In this paper, geovisualization was used to convey differences in flow accumulation and watersheds delineation resulting from multiple methods of flow routing production. In terms of geovisualization, DGGS can avoid deformation of the content given that DGGS cells are almost uniform in size and shape at each resolution level [7]. Although geospatial objects in a DGGS need to be projected to be displayed, the expressed geospatial information does not depend on the chosen projection [31]. However, the current visualization of geospatial data modeled in a DGGS relies on existing approaches to display vector or raster data. In this study, modeled geospatial data in the hexagonal DGGS were exported to Esri shapefile to be visualized. Other examples of DGGS visualization include the linkage to PostgreSQL or Leaflet to enable geovisualization in static maps or interactive web maps, respectively [32,33,34]. Some remaining challenges of visualizing massive data modeled in a DGGS at fine resolutions are, for instance, data I/O, data interoperation, and data rendering [35].
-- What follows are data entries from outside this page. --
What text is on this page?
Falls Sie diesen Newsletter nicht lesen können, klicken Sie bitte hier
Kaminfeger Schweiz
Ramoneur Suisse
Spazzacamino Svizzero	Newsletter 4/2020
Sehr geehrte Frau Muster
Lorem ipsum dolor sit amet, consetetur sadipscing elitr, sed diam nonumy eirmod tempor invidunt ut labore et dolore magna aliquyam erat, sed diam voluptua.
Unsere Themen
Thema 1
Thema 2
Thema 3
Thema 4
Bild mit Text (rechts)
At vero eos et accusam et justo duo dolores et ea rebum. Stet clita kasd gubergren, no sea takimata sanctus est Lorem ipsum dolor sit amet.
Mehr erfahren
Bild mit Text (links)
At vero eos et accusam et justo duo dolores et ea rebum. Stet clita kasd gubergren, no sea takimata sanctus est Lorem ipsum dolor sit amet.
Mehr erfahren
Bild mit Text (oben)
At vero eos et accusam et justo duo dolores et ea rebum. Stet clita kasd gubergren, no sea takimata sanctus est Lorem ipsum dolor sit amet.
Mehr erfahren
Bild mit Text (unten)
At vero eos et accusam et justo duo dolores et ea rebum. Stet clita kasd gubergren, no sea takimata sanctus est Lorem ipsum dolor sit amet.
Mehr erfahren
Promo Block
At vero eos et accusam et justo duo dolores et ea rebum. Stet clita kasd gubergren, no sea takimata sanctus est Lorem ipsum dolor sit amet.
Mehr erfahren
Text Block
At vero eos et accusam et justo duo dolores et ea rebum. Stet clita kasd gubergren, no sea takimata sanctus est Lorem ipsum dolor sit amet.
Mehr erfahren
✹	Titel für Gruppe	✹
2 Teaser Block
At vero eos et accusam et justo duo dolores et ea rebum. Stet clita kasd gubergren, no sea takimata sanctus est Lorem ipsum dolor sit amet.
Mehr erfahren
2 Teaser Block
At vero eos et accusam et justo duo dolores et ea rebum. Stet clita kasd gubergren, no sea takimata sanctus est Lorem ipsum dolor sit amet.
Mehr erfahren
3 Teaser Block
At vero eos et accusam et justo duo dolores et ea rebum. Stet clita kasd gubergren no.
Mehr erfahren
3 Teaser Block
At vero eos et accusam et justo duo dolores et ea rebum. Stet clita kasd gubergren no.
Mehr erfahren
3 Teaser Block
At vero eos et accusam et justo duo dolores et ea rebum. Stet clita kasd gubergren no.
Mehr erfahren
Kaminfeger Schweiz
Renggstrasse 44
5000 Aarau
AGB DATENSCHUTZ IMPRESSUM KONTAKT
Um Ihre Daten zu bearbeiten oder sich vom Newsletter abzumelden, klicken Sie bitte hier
6.3. Study Impact and Future Work

The outcome of this paper is useful for hydrological analysis in hexagonal grids, and the developed operations can be generalized in hexagonal DGGS with various aperture, for example, aperture 3, 4, or 7. In previous research, Chaudhuri, Gray and Robertson [10] managed to implement a height above nearest drainage (HAND) model in a hexagonal DGGS platform, while leaving the processes such as determining drainage directions, calculating drainage accumulation, and generating watershed boundaries as GIS-preprocessing based on traditional square Digital Elevation Model (DEM). Hydrological operations developed and compared in this paper are meaningful for flood inundation modeling, for instance, a HAND model, in a pure hexagonal DGGS environment. In addition, flood susceptibility modeling frequently required hydrological parameters as inputs to machine learning models such as a support vector machine, gradient boosting machine, and neural network [36,37,38]. Flood susceptibility predictions based on machine learning methods in hexagonal DGGS can be efficient taking advantage of its discrete nature and power of multi-source data integration [31].
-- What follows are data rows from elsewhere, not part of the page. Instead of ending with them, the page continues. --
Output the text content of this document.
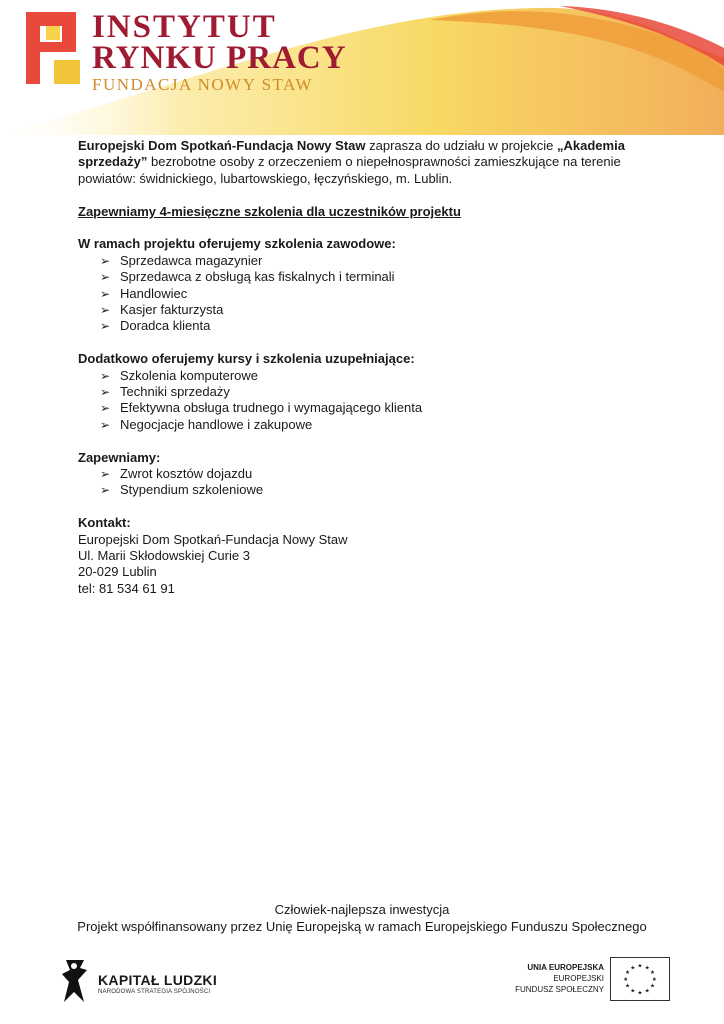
INSTYTUT
RYNKU PRACY
FUNDACJA NOWY STAW

Europejski Dom Spotkań-Fundacja Nowy Staw zaprasza do udziału w projekcie „Akademia sprzedaży” bezrobotne osoby z orzeczeniem o niepełnosprawności zamieszkujące na terenie powiatów: świdnickiego, lubartowskiego, łęczyńskiego, m. Lublin.

Zapewniamy 4-miesięczne szkolenia dla uczestników projektu

W ramach projektu oferujemy szkolenia zawodowe:

➢ Sprzedawca magazynier
➢ Sprzedawca z obsługą kas fiskalnych i terminali
➢ Handlowiec
➢ Kasjer fakturzysta
➢ Doradca klienta

Dodatkowo oferujemy kursy i szkolenia uzupełniające:

➢ Szkolenia komputerowe
➢ Techniki sprzedaży
➢ Efektywna obsługa trudnego i wymagającego klienta
➢ Negocjacje handlowe i zakupowe

Zapewniamy:

➢ Zwrot kosztów dojazdu
➢ Stypendium szkoleniowe

Kontakt:

Europejski Dom Spotkań-Fundacja Nowy Staw

Ul. Marii Skłodowskiej Curie 3

20-029 Lublin

tel: 81 534 61 91

Człowiek-najlepsza inwestycja
Projekt współfinansowany przez Unię Europejską w ramach Europejskiego Funduszu Społecznego
KAPITAŁ LUDZKI
NARODOWA STRATEGIA SPÓJNOŚCI
UNIA EUROPEJSKA
EUROPEJSKI
FUNDUSZ SPOŁECZNY
★ ★
★
★
★
★
★
★
★
★
★
★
One of the major future study directions is to parallelize the pit-filling and flow accumulation processes. One option is to decompose the dataset into regular tiles and solve each of the tiles independently, then combine adjacent tiles by joining their edges. For example, a linearly scaling algorithm was implemented by Barnes [39], which succeeded in partitioning DEM with regular tiles and parallelizing the Priority-flood depression filling process. Barnes [40] also proposed a parallel algorithm to produce flow accumulation by two sequential MapReduce operations via Message Passing Interface (MPI). On the other hand, the area can be decomposed as sub-basins as the independent units in line with the natural watershed boundaries, so that the stream networks can be connected merely at the watershed outlet points [41]. These parallelization algorithms can be potentially migrated to a hexagonal DGGS environment in the future. Other future directions include allowing flow dispersion when computing flow directions, for example, partitioning and assigning upslope counts to lower neighbors proportionally to their slope gradient [15].

7. Conclusions

This study examined five methods to compute flow directions in an ISEA3H DGGS and developed hydrological operations including flow accumulation, watershed delineation, and hydrological indices computation. An algorithm was also proposed to break the potential close loops created by flow routing. Flow accumulation and hydrological indices resulting from multiple methods were compared quantitatively and visually. It was revealed that the resulting flow routing grids can vary among different approaches, and the impact of such variation can propagate to the follow-up hydrological productions. Among five methods, the D6 algorithm is recommended because it can avoid close loops after pit-filling processes. This research can be a guide for future flood inundation modeling or susceptibility modeling in a pure hexagonal DGGS environment.